Universidade de Évora (UÉ) - Que importância tem este prémio para si e para a Portalimpex?

Nuno Marques (NM) - Começo por contar como nasceu esta candidatura. Em Setembro de 2015 recebi um e-mail do Professor Mário Carvalho com a aplicação da candidatura ao “Land and Soil Management Award” em anexo, e comentando que eu me deveria candidatar para ganhar. Após análise dos regulamentos do prémio percebi que poderia ter como parceiro do projecto o Professor. Liguei-lhe e disse-lhe que a candidatura só faria sentido se ele fosse parceiro do projecto. Em Outubro de 2015 submetemos a candidatura e em Março 2016 recebemos a notícia de termos o melhor projecto europeu.

O projecto foi gratificante porque reflecte a forma como gerimos o solo nos dias de hoje com o conhecimento que ambos desenvolvemos, no meu caso nos últimos quase 30 anos, no caso do Professor mais alguns.

O nome do projecto reflecte isso mesmo “Creating new land and soil management opportunities under Mediterranean soil and climatic limitations” (Criando novas oportunidades de gestão do solo debaixo das limitações dos solos e do clima Mediterrânico).

Achámos que deveríamos procurar reconhecimento para o trabalho que temos em conjunto com mais alguns agricultores com sistemas de Agricultura de Conservação, esse reconhecimento foi-nos dado a nível europeu.

Ficámos muito satisfeitos que o nosso projecto tenha sido o melhor, ainda mais tendo em conta que 2015 foi o Ano Internacional dos Solos.

A Portalimpex é uma empresa familiar fundada pelo meu Pai e mais 2 sócios, que vai entrar a 7/11/2016 no seu cinquentenário, tal como eu. Tem sofrido várias mudanças ao longo da sua história e actuado em diversas áreas desde o trading de cereais à agro-indústria. Onde tem actuado sempre foi obtendo reconhecimento e criado valor. Desde 2010 dedica-se exclusivamente à agro-pecuária. Penso que é uma forma bonita de comemorar 50 anos de existência.

 

(UÉ) - Referiu em entrevista que este percurso começou ainda como estudante da UE e aluno do Professor Mário Carvalho. Como tem sido a ligação à Universidade de Évora ao longo dos anos e que tipo de colaboração, têm sido desenvolvidas?

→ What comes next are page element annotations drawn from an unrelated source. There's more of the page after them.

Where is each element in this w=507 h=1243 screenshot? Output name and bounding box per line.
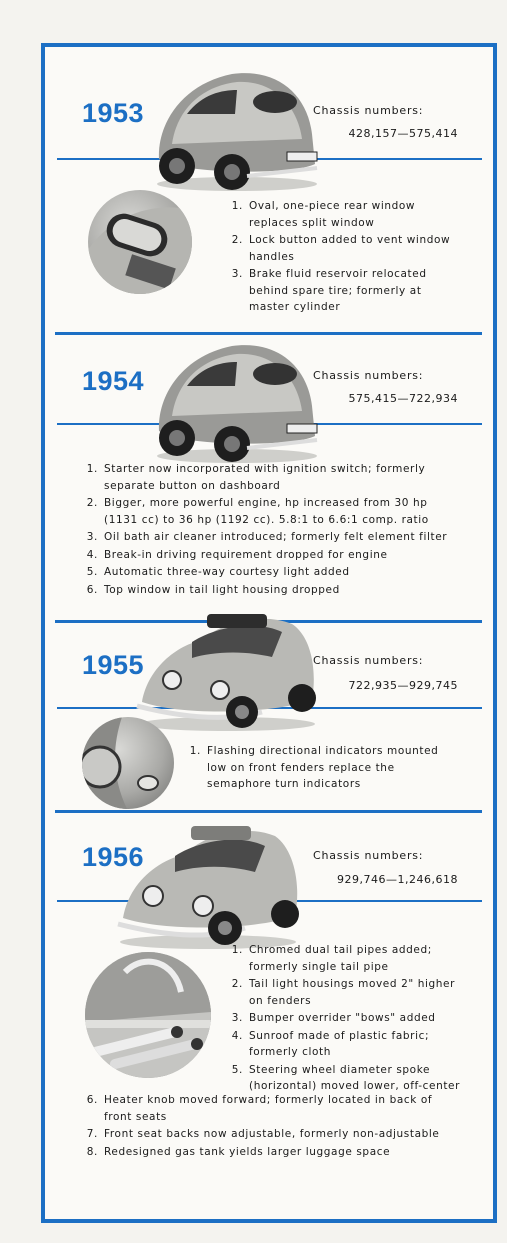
year-1953: 1953 (82, 98, 145, 128)
list-item: 5. Automatic three-way courtesy light added (86, 566, 350, 578)
list-item: 2. Lock button added to vent window handles (231, 234, 451, 263)
year-1955: 1955 (82, 650, 145, 680)
list-item: 7. Front seat backs now adjustable, formerly non-adjustable (86, 1128, 440, 1140)
beetle-front-car-photo (132, 602, 322, 734)
chassis-range: 722,935—929,745 (348, 679, 458, 692)
list-item: 1. Starter now incorporated with ignition switch; formerly separate button on dashboard (86, 463, 426, 492)
changes-list-1956-upper (225, 942, 465, 1096)
tail-pipes-detail-photo (85, 952, 211, 1078)
chassis-label: Chassis numbers: (313, 369, 424, 382)
list-item: 1. Flashing directional indicators mounted low on front fenders replace the semaphore turn indicators (189, 745, 439, 790)
list-item: 4. Break-in driving requirement dropped for engine (86, 548, 388, 561)
year-1954: 1954 (82, 366, 145, 396)
list-item: 1. Chromed dual tail pipes added; formerly single tail pipe (231, 944, 432, 973)
beetle-rear-car-photo (147, 64, 322, 194)
changes-list-1954 (80, 461, 462, 599)
list-item: 5. Steering wheel diameter spoke (horizontal) moved lower, off-center (231, 1063, 461, 1092)
chassis-range: 575,415—722,934 (348, 392, 458, 405)
chassis-range: 428,157—575,414 (348, 127, 458, 140)
list-item: 6. Top window in tail light housing dropped (86, 583, 340, 596)
chassis-label: Chassis numbers: (313, 654, 424, 667)
list-item: 2. Bigger, more powerful engine, hp increased from 30 hp (1131 cc) to 36 hp (1192 cc). 5.8:1 to 6.6:1 comp. ratio (86, 497, 429, 526)
beetle-rear-car-photo (147, 336, 322, 466)
list-item: 3. Oil bath air cleaner introduced; formerly felt element filter (86, 531, 448, 543)
chassis-label: Chassis numbers: (313, 104, 424, 117)
beetle-front-car-photo (113, 812, 305, 952)
changes-list-1955 (183, 743, 461, 794)
chassis-range: 929,746—1,246,618 (337, 873, 458, 886)
rear-window-detail-photo (88, 190, 192, 294)
list-item: 6. Heater knob moved forward; formerly located in back of front seats (86, 1094, 433, 1123)
list-item: 4. Sunroof made of plastic fabric; formerly cloth (231, 1029, 430, 1058)
section-divider (55, 332, 482, 335)
chassis-label: Chassis numbers: (313, 849, 424, 862)
list-item: 3. Bumper overrider "bows" added (231, 1012, 436, 1024)
turn-indicator-detail-photo (82, 717, 174, 809)
list-item: 2. Tail light housings moved 2" higher on fenders (231, 978, 455, 1007)
list-item: 3. Brake fluid reservoir relocated behind spare tire; formerly at master cylinder (231, 268, 427, 313)
list-item: 1. Oval, one-piece rear window replaces split window (231, 200, 416, 229)
list-item: 8. Redesigned gas tank yields larger luggage space (86, 1145, 391, 1158)
changes-list-1953 (225, 198, 460, 317)
changes-list-1956-lower (80, 1092, 462, 1161)
year-1956: 1956 (82, 842, 145, 872)
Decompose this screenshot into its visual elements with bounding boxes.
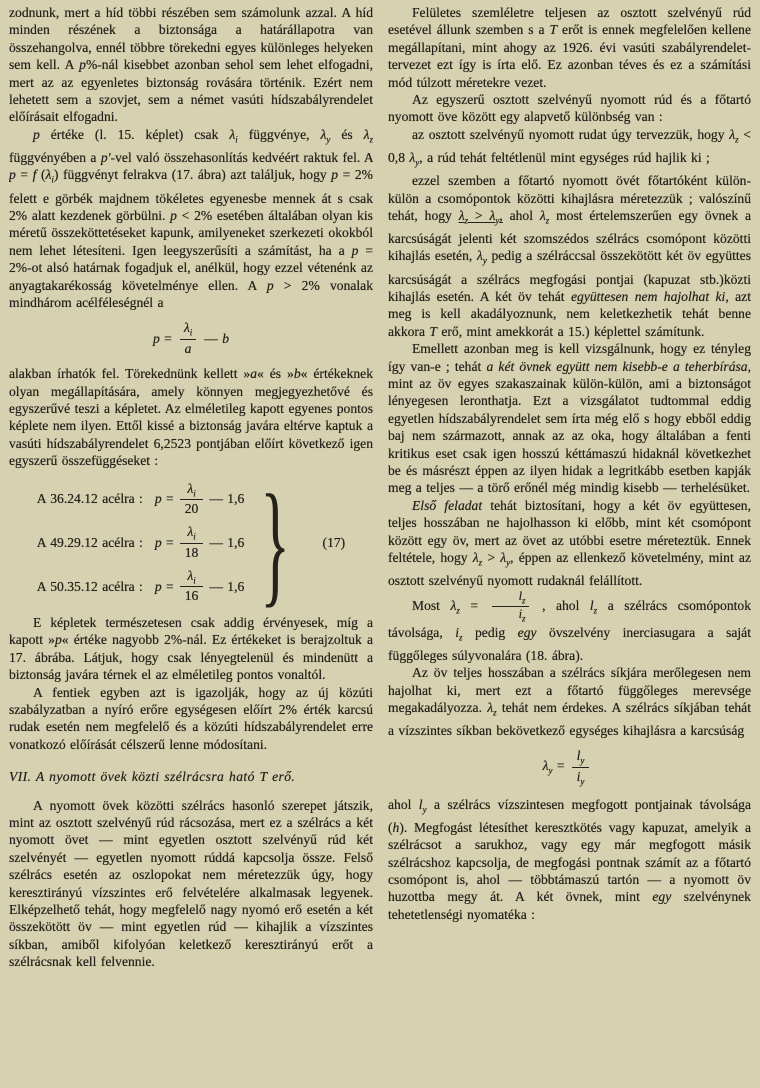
fraction-denominator: 20 bbox=[180, 499, 204, 517]
fraction bbox=[179, 321, 197, 356]
equation-row-3 bbox=[37, 569, 245, 604]
left-paragraph-3: alakban írhatók fel. Törekednünk kellett »a« és »b« értékeknek olyan megállapítására, amely könnyen megjegyezhetővé és egyszerűvé teszi a képletet. Az elméletileg kapott egyenes pontos képlete nem ilyen. Ettől kissé a biztonság javára eltérve kaptuk a vasúti hídszabályrendelet 6,2523 pontjában előírt következő igen egyszerű összefüggéseket : bbox=[9, 366, 373, 469]
equation-formula bbox=[155, 525, 244, 560]
right-paragraph-3: az osztott szelvényű nyomott rudat úgy tervezzük, hogy $\lambda_z < 0,8$ $\lambda_y$, a rúd tehát feltétlenül mint egységes rúd hajlik ki ; bbox=[388, 126, 751, 168]
formula-p-general bbox=[9, 321, 373, 356]
right-column bbox=[388, 4, 751, 1088]
steel-grade-label: A 49.29.12 acélra : bbox=[36, 535, 143, 551]
formula-lhs: p = bbox=[154, 578, 174, 594]
fraction-numerator: $\lambda_i$ bbox=[187, 524, 196, 543]
right-paragraph-8: Az öv teljes hosszában a szélrács síkjára merőlegesen nem hajolhat ki, mert ezt a főtartó függőleges merevsége megakadályozza. $\lambda_z$ tehát nem érdekes. A szélrács síkjában tehát a vízszintes síkban bekövetkező egységes kihajlásra a karcsúság bbox=[388, 665, 751, 739]
equation-row-1 bbox=[37, 482, 245, 517]
left-paragraph-4: E képletek természetesen csak addig érvényesek, míg a kapott »p« értéke nagyobb 2%-nál. Ez értékeket is berajzoltuk a 17. ábrába. Látjuk, hogy csak lényegtelenül és mindenütt a biztonság javára térnek el az elméletileg pontos vonaltól. bbox=[9, 614, 373, 683]
right-paragraph-2: Az egyszerű osztott szelvényű nyomott rúd és a főtartó nyomott öve között egy alapvető különbség van : bbox=[388, 92, 751, 125]
equation-number: (17) bbox=[322, 535, 346, 551]
left-paragraph-5: A fentiek egyben azt is igazolják, hogy az új közúti szabályzatban a nyíró erőre egységesen előírt 2% érték karcsú rudak esetén nem megfelelő és a közúti hídszabályrendelet erre vonatkozó előírását célszerű lenne módosítani. bbox=[9, 684, 373, 752]
fraction-numerator: $\lambda_i$ bbox=[183, 320, 193, 339]
formula-rhs: — b bbox=[204, 331, 230, 347]
left-paragraph-2: p értéke (l. 15. képlet) csak $\lambda_i$ függvénye, $\lambda_y$ és $\lambda_z$ függvényében a p'-vel való összehasonlítás kedvéért raktuk fel. A p = f $(\lambda_i)$ függvényt felrakva (17. ábra) azt találjuk, hogy p = 2% felett e görbék majdnem tökéletes egyenesbe mennek át s csak 2% alatt kezdenek görbülni. p < 2% esetében általában olyan kis méretű összeköttetéseket kapunk, amilyeneket szerkezeti okokból nem lehet létesíteni. Igen leegyszerűsíti a számítást, ha a p = 2%-ot alsó határnak fogadjuk el, anélkül, hogy ezzel vétenénk az anyagtakarékosság követelménye ellen. A p > 2% vonalak mindhárom acélféleségnél a bbox=[9, 126, 373, 310]
right-paragraph-1: Felületes szemléletre teljesen az osztott szelvényű rúd esetével állunk szemben s a T erőt is ennek megfelelően kellene megállapítani, mint ahogy az 1926. évi vasúti szabályrendelet-tervezet ezt így is írta elő. Ez azonban téves és ez a számítási mód túlzott méretekre vezet. bbox=[388, 5, 751, 90]
formula-lambda-y bbox=[388, 749, 751, 786]
fraction bbox=[180, 569, 204, 604]
equation-group-17 bbox=[9, 466, 373, 620]
fraction-denominator: a bbox=[180, 339, 197, 357]
right-paragraph-7: Most $\lambda_z$ = $\frac{l_z}{i_z}$ , ahol $l_z$ a szélrács csomópontok távolsága, $i_z$ pedig egy övszelvény inerciasugara a saját függőleges súlyvonalára (18. ábra). bbox=[388, 588, 751, 663]
section-heading-vii: VII. A nyomott övek közti szélrácsra ható T erő. bbox=[9, 769, 296, 785]
steel-grade-label: A 36.24.12 acélra : bbox=[36, 491, 143, 507]
fraction-denominator: 18 bbox=[180, 543, 204, 561]
fraction-denominator: 16 bbox=[180, 586, 204, 604]
equation-formula bbox=[155, 569, 244, 604]
right-paragraph-9: ahol $l_y$ a szélrács vízszintesen megfogott pontjainak távolsága (h). Megfogást létesíthet keresztkötés vagy kapuzat, amelyik a szélrácsot a sarukhoz, vagy egy már megfogott másik szélrácshoz kapcsolja, de megfogási pontnak számít az a főtartó csomópont is, ahol — többtámaszú tartón — a nyomott öv huzottba megy át. A két övnek, mint egy szelvénynek tehetetlenségi nyomatéka : bbox=[388, 796, 751, 922]
equation-rows bbox=[37, 482, 245, 604]
formula-lhs: p = bbox=[154, 535, 174, 551]
equation-row-2 bbox=[37, 525, 245, 560]
right-paragraph-4: ezzel szemben a főtartó nyomott övét főtartóként külön-külön a csomópontok közötti kihajlásra méretezzük ; valószínű tehát, hogy $\lambda_z > \lambda_y$, ahol $\lambda_z$ most értelemszerűen egy övnek a karcsúságát jelenti két szomszédos szélrács csomópont közötti kihajlás esetén, $\lambda_y$ pedig a szélráccsal összekötött két öv együttes karcsúságát a szélrács megfogási pontjai (kapuzat stb.)közti kihajlás esetén. A két öv tehát együttesen nem hajolhat ki, azt meg is kell akadályoznunk, nem keletkezhetik tehát benne akkora T erő, mint amekkorát a 15.) képlettel számítunk. bbox=[388, 173, 751, 339]
steel-grade-label: A 50.35.12 acélra : bbox=[36, 578, 143, 594]
fraction-numerator: $\lambda_i$ bbox=[187, 568, 196, 586]
fraction-denominator: $i_y$ bbox=[572, 767, 590, 787]
formula-lhs: $\lambda_y$ = bbox=[542, 757, 565, 776]
left-paragraph-6: A nyomott övek közötti szélrács hasonló szerepet játszik, mint az osztott szelvényű rúd rácsozása, mert ez a szélrács a két nyomott övet — mint egyetlen osztott szelvényű rúd két szelvényét — egyetlen nyomott rúddá kapcsolja össze. Felső szélrács esetén az oszlopokat nem méretezzük úgy, hogy keresztirányú vízszintes erő felvételére alkalmasak legyenek. Elképzelhető tehát, hogy megfelelő nagy nyomó erő esetén a két összekötött öv — mint egyetlen rúd — kihajlik a vízszintes síkban, amiből kifolyóan keletkező keresztirányú erőt a szélrácsnak kell felvennie. bbox=[9, 797, 373, 970]
formula-rhs: — 1,6 bbox=[209, 578, 245, 594]
formula-lhs: p = bbox=[152, 331, 172, 347]
right-paragraph-6: Első feladat tehát biztosítani, hogy a két öv együttesen, teljes hosszában ne hajolhasson ki előbb, mint két csomópont között egy öv, mert az övet az utóbbi esetre méreteztük. Ennek feltétele, hogy $\lambda_z > \lambda_y$, éppen az ellenkező követelmény, mint az osztott szelvényű nyomott rudaknál felállított. bbox=[388, 497, 751, 589]
fraction bbox=[572, 749, 590, 786]
right-paragraph-5: Emellett azonban meg is kell vizsgálnunk, hogy ez tényleg így van-e ; tehát a két övnek együtt nem kisebb-e a teherbírása, mint az öv egyes szakaszainak külön-külön, ami a biztonságot lényegesen leronthatja. Ezt a vizsgálatot tudtommal eddig egyetlen hídszabályrendelet sem írta még elő s hogy ebből eddig baj nem származott, annak az az oka, hogy általában a fenti kritikus eset csak igen hosszú kéttámaszú hidaknál következhet be és másrészt éppen az ilyen hidak a legritkább esetben kapják meg a teljes — a törő erőnél még mindig kisebb — terhelésüket. bbox=[388, 341, 751, 496]
equation-brace: } bbox=[260, 466, 291, 620]
fraction bbox=[180, 482, 204, 517]
formula-lhs: p = bbox=[154, 491, 174, 507]
fraction bbox=[180, 525, 204, 560]
equation-formula bbox=[155, 482, 244, 517]
formula-rhs: — 1,6 bbox=[209, 535, 245, 551]
formula-rhs: — 1,6 bbox=[209, 491, 245, 507]
left-column bbox=[9, 4, 373, 1088]
fraction-numerator: $\lambda_i$ bbox=[187, 480, 196, 499]
fraction-numerator: $l_y$ bbox=[576, 748, 585, 767]
left-paragraph-1: zodnunk, mert a híd többi részében sem számolunk azzal. A híd minden részének a biztonsága a határállapotra van összehangolva, ennél többre törekedni egyes különleges helyeken sem kell. A p%-nál kisebbet azonban sehol sem lehet elfogadni, mert az az egyenletes biztonság rovására történik. Ezért nem lehetett sem a szovjet, sem a német vasúti hídszabályrendelet előírásait elfogadni. bbox=[9, 5, 373, 125]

(NM) - Em 1987 fui aluno do Professor e manifestei-lhe interesse na Agricultura de Conservação. Em 1989 fiz o trabalho final da licenciatura tendo-o como orientador em Sistemas de mobilização na cultura do milho. Em 1990 iniciámos ensaios de larga escala. Na altura os semeadores existentes eram pouco fiáveis e houve um compasso em mobilização mínima até que aparecessem semeadores fiáveis. Em 2000 retomámos com uma reconversão total para Agricultura de Conservação em 2003. E continuaremos enquanto tivermos vontade e força para este trabalho tão gratificante.

Para além da colaboração que o Professor nos tem prestado desenvolvemos uma grande Amizade. O conhecimento do Professor, o seu empenho e profissionalismo são notáveis.

A Universidade de Évora tem no corpo docente, um dos mais notáveis agrónomos do nosso País.

 

(UÉ) - Da sua perspectiva e experiência profissional, qual deverá ser o papel de uma universidade, e em concreto da Universidade de Évora, em relação ao Agronegócio?

(NM) - Na nossa opinião a Universidade de Évora devia ter um departamento de extensão liderado pelo Professor Mário Carvalho. Reconhecidamente é o investigador com mais prestígio na área da gestão dos solos, quer em Portugal quer a nível internacional, quer juntos dos empresários agrícolas. Uma melhor gestão dos solos pode significar sustentabilidade económica, social e ambiental.

As vantagens que se poderão obter por uma melhor gestão dos solos poderão significar alguns milhares de milhões de euros para abater ao défice que permanentemente assombra a vida de todos nós. Em suma o papel da Universidade deverá ser esse mesmo. Colocar os melhores investigadores e docentes em contacto com a economia real para em parceria contribuírem para o progresso de Portugal.

Mas não pode ser só em teoria ou retórica terá que acontecer inevitavelmente sob pena de Portugal não conseguir erguer-se. Temos investigadores muito bons mas infelizmente sem meios para trabalhar.

Definitivamente o agronegócio deve ser pensado a médio e longo prazo, e isso infelizmente não é entendido e não satisfaz a ambição de muitos.

 

A cerimónia de entrega do prémio terá lugar em Bruxelas no próximo dia 22 de março, no âmbito do 9th Forum for the Future of Agriculture.